MADRID (Reuters) -A Spanish judge has lifted measures that prevented UEFA and FIFA from taking action against clubs that wanted to create a European Super League.
In the ruling, published on Thursday, the commercial court in Madrid said it was lifting measures that had been adopted in April last year as even if clubs were punished by FIFA and UEFA it would not stop them going ahead with their Super League plans.
Of the 12 clubs that originally backed the breakaway Super League, only Spanish sides Real Madrid and Barcelona and Italian club Juventus remain.
The three clubs did not respond when contacted by Reuters for comment. World soccer’s governing body FIFA also did not comment. Newspaper AS reported that the Super League would appeal the decision.
“UEFA has today received the order of the Madrid court, lifting the precautionary measures in their entirety,” a UEFA spokesperson said.

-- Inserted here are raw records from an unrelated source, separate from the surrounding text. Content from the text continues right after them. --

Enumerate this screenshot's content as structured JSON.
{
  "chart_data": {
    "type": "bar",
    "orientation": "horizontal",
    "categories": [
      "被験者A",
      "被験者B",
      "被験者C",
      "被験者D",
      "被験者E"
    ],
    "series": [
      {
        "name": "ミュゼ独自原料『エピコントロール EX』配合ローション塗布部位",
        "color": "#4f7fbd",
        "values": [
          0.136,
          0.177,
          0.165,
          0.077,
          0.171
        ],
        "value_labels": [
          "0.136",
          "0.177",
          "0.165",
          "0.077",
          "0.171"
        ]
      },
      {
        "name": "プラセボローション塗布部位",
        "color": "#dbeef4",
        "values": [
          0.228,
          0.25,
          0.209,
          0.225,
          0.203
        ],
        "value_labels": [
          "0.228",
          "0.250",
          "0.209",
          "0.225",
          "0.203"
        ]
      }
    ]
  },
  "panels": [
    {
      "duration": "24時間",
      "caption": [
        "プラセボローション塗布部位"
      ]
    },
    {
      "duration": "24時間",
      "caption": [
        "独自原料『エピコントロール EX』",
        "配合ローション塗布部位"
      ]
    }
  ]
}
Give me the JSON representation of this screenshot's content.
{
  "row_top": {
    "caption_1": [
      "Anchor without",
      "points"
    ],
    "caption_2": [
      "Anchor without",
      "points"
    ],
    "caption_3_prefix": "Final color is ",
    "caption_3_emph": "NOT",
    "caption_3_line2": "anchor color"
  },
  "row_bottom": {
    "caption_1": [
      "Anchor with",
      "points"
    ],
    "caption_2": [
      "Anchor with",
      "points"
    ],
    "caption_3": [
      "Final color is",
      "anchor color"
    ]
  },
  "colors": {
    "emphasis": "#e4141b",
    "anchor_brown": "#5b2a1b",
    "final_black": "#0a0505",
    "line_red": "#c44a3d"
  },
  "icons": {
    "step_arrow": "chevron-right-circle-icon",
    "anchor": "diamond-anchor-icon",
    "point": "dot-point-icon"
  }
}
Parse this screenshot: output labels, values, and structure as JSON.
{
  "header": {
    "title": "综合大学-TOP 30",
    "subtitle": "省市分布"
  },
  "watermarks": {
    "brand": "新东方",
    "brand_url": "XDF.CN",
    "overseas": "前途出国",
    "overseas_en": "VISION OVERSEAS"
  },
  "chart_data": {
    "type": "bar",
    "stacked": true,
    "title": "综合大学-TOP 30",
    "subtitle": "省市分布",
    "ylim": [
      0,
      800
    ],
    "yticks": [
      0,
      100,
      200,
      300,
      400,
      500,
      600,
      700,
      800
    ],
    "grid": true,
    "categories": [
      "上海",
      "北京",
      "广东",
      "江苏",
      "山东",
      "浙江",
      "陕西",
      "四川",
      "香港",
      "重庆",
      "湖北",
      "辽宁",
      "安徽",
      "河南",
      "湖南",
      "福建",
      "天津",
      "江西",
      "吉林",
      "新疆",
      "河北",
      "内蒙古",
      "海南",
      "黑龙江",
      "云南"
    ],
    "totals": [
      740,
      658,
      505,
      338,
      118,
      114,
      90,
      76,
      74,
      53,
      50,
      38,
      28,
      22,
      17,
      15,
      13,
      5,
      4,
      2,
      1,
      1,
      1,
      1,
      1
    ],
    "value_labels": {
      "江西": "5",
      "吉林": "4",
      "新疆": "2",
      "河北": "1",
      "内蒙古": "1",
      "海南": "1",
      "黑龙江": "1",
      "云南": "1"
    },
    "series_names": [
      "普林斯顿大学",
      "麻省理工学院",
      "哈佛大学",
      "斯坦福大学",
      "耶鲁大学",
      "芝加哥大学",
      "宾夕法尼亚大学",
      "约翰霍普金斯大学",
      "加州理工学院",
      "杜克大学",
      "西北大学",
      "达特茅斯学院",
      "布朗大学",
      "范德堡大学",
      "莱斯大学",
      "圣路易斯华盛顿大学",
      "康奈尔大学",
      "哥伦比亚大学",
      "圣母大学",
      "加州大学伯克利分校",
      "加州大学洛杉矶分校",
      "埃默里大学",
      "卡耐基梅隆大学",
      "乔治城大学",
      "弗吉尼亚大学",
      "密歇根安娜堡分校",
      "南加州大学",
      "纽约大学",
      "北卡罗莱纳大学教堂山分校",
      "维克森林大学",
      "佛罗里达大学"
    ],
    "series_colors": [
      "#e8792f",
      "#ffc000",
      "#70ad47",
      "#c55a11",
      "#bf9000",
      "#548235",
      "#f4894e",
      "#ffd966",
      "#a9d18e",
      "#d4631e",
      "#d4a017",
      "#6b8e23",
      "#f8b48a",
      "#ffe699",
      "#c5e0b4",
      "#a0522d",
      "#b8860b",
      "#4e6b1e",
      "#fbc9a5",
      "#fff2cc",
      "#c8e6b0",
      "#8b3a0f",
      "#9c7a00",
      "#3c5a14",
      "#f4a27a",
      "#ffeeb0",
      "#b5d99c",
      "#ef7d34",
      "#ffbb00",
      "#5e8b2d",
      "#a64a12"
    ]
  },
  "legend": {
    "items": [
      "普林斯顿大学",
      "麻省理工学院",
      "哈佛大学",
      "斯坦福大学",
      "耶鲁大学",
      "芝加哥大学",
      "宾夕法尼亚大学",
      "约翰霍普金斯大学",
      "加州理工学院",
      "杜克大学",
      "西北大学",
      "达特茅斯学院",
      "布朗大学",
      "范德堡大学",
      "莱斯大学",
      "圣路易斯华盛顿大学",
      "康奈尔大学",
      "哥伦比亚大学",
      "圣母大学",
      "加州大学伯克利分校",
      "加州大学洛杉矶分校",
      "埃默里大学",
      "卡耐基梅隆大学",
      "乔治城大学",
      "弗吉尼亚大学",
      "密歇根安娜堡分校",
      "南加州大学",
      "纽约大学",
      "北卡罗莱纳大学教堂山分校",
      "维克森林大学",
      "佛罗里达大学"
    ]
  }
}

“UEFA welcomes this decision and is considering its implications. UEFA will not be making any further comment for the time being.”
The proposed league threatened to upend the long-established order of elite soccer in Europe by guaranteeing its founding clubs places, rather than making them qualify through their domestic competitions.
Judge Sofia Gil Garcia wrote in her ruling that at the time of the project’s development, the Super League clubs were “perfectly aware of the possible consequences, which did not prevent the adoption of financing commitments, which cannot be assumed or presumed to be frustrated by possible sanctions.”
Last April, a different judge said that FIFA and UEFA must not adopt “any measure that prohibits, restricts, limits or conditions in any way” the creation of the Super League.
That decision came after both UEFA and FIFA warned they would impose sanctions on clubs and players competing in the new league, which was being set up as a rival to UEFA’s established Champions League.